Das Bundesverwaltungsamt bietet nach Meinung vieler Nutzer:innen eine bemerkenswerte Aufgabenvielfalt – rund 150 verschiedene Tätigkeitsbereiche sorgen dafür, dass für unterschiedliche Interessen etwas dabei ist. Einige Bewertungen heben hervor, dass die Aufgaben anspruchsvoll und inhaltlich interessant sein können, besonders in einem herausfordernden Umfeld. Allerdings hängt dies stark vom jeweiligen Bereich ab.
Kritischere Stimmen relativieren diesen Eindruck deutlich: Wenige Nutzer:innen bemängeln, dass anspruchsvolle Tätigkeiten nur einem kleinen Kreis vorbehalten seien, während viele Linienstellen von Massenbearbeitung geprägt sind. Zudem beklagen einige, dass fragmentierte Prozesse und der Einsatz externer Beratung die eigene Handlungskompetenz einschränken. Auch organisatorische Schwierigkeiten hemmen gelegentlich die qualitativ hochwertige Umsetzung eigentlich interessanter Aufgaben. Die Gesamtbewertung dieser Kategorie fällt daher ausgeglichen aus.

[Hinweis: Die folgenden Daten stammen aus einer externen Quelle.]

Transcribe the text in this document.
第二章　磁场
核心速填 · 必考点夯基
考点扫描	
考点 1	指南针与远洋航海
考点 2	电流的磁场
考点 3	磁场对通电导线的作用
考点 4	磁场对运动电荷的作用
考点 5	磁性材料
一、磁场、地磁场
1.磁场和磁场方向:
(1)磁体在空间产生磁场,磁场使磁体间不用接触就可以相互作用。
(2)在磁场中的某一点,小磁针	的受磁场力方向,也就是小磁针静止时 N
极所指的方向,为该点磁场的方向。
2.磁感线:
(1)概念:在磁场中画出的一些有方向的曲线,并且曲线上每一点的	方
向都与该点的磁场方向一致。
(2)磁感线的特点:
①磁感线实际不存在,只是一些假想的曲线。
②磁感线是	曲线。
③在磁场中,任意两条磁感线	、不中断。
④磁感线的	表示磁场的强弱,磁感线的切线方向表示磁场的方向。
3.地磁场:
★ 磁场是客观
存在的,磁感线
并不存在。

Die Arbeitsbedingungen beim Bundesverwaltungsamt werden von den Nutzer:innen gemischt bewertet. Einige berichten von modernen Büros mit guter Ausstattung sowie neu eingerichteten Homeoffice-Möglichkeiten, wobei die Bedingungen je nach Standort stark variieren können. Dem gegenüber stehen jedoch kritische Stimmen, die veraltete Technologie, langsame IT-Systeme und umständliche Software bemängeln. Als Ursache nennen Nutzer:innen häufig die schleppende Modernisierung durch den Bundesdienstleister ITZ Bund sowie politische Abhängigkeiten und Haushaltszwänge. Auch die bauliche Substanz einzelner Gebäude – darunter fehlende Kantinen und veraltete Sanitäranlagen – wird kritisiert. Wenige Nutzer:innen äußern sich zudem negativ über die Übereinstimmung von Stellenbeschreibungen und tatsächlichen Aufgaben. Das Bundesverwaltungsamt bemüht sich nach Einschätzung einiger Bewertenden im Rahmen der öffentlich-rechtlichen Möglichkeiten um zeitgemäße Arbeitsverhältnisse, doch der Modernisierungsbedarf bleibt aus Sicht vieler Nutzer:innen erheblich.

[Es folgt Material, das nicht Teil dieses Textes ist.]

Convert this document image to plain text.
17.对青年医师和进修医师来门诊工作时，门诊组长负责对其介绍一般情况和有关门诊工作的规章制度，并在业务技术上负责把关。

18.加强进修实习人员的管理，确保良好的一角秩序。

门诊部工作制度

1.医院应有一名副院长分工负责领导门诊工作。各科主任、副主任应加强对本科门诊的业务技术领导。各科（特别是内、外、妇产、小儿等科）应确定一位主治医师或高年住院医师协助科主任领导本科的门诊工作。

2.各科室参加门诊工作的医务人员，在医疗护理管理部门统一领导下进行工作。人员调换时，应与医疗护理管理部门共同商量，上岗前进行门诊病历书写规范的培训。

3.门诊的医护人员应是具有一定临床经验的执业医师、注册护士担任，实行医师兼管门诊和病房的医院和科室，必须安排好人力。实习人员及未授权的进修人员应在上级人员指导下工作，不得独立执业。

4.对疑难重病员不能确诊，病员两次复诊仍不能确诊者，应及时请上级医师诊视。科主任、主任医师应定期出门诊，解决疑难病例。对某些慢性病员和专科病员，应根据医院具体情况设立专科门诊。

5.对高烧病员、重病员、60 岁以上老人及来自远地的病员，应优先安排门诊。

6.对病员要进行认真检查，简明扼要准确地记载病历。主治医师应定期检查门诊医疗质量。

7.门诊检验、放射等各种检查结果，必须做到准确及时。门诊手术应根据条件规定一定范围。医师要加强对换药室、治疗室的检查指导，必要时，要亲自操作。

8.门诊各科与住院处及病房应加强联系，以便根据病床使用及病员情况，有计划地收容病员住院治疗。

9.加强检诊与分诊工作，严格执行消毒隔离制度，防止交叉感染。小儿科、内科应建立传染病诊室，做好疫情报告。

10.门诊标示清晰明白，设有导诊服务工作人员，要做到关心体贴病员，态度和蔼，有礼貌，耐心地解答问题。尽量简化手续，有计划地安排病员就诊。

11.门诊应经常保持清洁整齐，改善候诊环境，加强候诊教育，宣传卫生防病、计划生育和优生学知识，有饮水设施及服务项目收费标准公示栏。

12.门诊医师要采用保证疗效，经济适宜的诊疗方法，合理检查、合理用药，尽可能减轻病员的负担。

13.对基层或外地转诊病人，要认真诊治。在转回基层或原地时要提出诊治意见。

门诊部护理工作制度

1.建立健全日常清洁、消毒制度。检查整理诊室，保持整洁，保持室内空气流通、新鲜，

Die Kommunikation beim Bundesverwaltungsamt wird von den Nutzer:innen negativ bewertet. Besonders kritisiert werden mangelnde Transparenz, verzögerte Informationsweitergabe und eine schwache abteilungsübergreifende Abstimmung. Einige Nutzer:innen bemängeln, dass Kommunikation oft aus inhaltsleeren Aussagen besteht und relevante Informationen – etwa bei organisatorischen Veränderungen – häufig ausbleiben. Die Kommunikation durch die Personalabteilung wird als wenig wertschätzend und oberflächlich empfunden, wobei Unterschiede zwischen Beamt:innen und Tarifbeschäftigten wahrgenommen werden.

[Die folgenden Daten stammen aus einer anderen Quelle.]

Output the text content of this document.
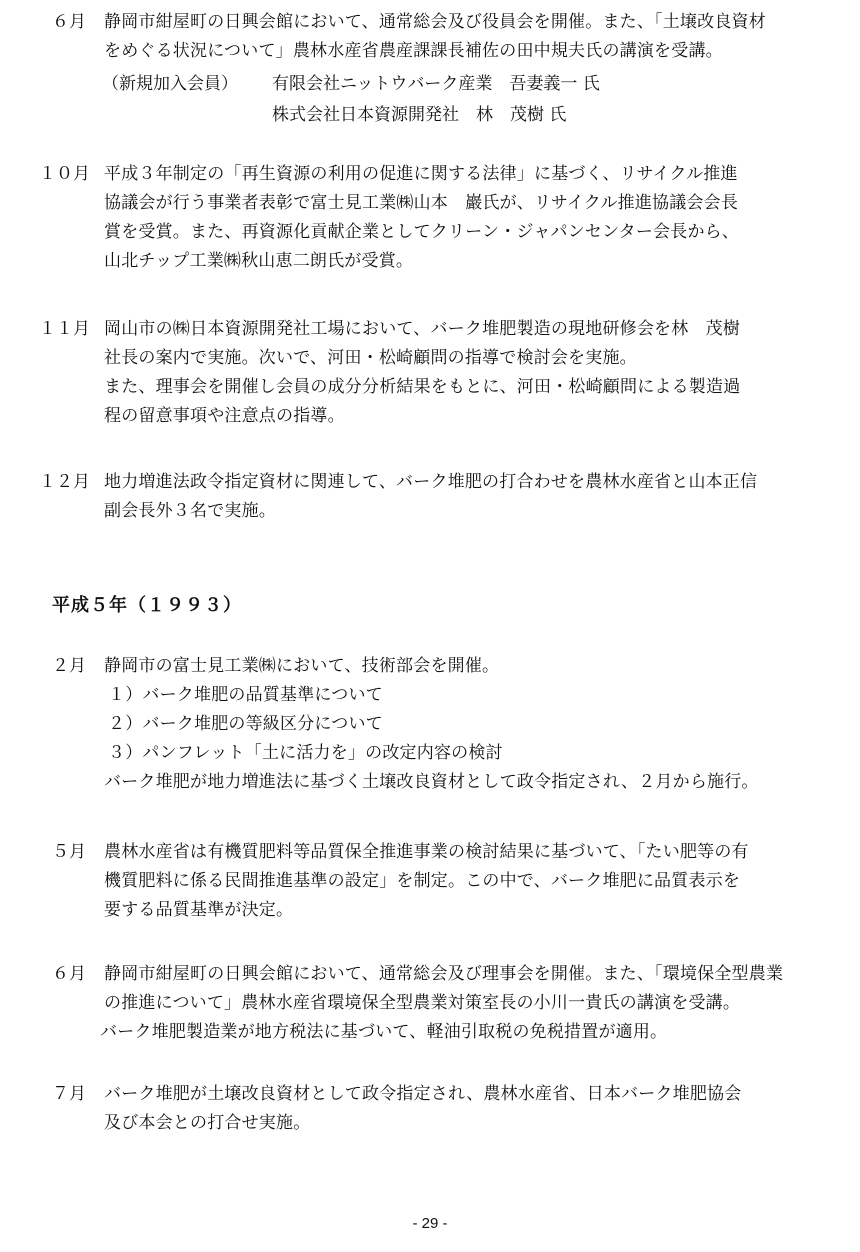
６月 静岡市紺屋町の日興会館において、通常総会及び役員会を開催。また、「土壌改良資材
をめぐる状況について」農林水産省農産課課長補佐の田中規夫氏の講演を受講。
（新規加入会員） 有限会社ニットウバーク産業　吾妻義一 氏
株式会社日本資源開発社　林　茂樹 氏
１０月 平成３年制定の「再生資源の利用の促進に関する法律」に基づく、リサイクル推進
協議会が行う事業者表彰で富士見工業㈱山本　巖氏が、リサイクル推進協議会会長
賞を受賞。また、再資源化貢献企業としてクリーン・ジャパンセンター会長から、
山北チップ工業㈱秋山恵二朗氏が受賞。
１１月 岡山市の㈱日本資源開発社工場において、バーク堆肥製造の現地研修会を林　茂樹
社長の案内で実施。次いで、河田・松崎顧問の指導で検討会を実施。
また、理事会を開催し会員の成分分析結果をもとに、河田・松崎顧問による製造過
程の留意事項や注意点の指導。
１２月 地力増進法政令指定資材に関連して、バーク堆肥の打合わせを農林水産省と山本正信
副会長外３名で実施。
平成５年（１９９３）
２月 静岡市の富士見工業㈱において、技術部会を開催。
１）バーク堆肥の品質基準について
２）バーク堆肥の等級区分について
３）パンフレット「土に活力を」の改定内容の検討
バーク堆肥が地力増進法に基づく土壌改良資材として政令指定され、２月から施行。
５月 農林水産省は有機質肥料等品質保全推進事業の検討結果に基づいて、「たい肥等の有
機質肥料に係る民間推進基準の設定」を制定。この中で、バーク堆肥に品質表示を
要する品質基準が決定。
６月 静岡市紺屋町の日興会館において、通常総会及び理事会を開催。また、「環境保全型農業
の推進について」農林水産省環境保全型農業対策室長の小川一貴氏の講演を受講。
バーク堆肥製造業が地方税法に基づいて、軽油引取税の免税措置が適用。
７月 バーク堆肥が土壌改良資材として政令指定され、農林水産省、日本バーク堆肥協会
及び本会との打合せ実施。
- 29 -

Auf Team- und Bereichsebene fällt das Bild etwas differenzierter aus: Wenige Nutzer:innen beschreiben die interne Kommunikation innerhalb des eigenen Bereichs als transparent und auf Augenhöhe. Jedoch geht laut einigen Bewertungen Wissen beim Austausch zwischen verschiedenen Abteilungen verloren. Der negative Gesamteindruck überwiegt deutlich, da strukturelle Defizite – wie fehlende Abstimmung und mangelhafter Informationsfluss – das Arbeitsklima belasten.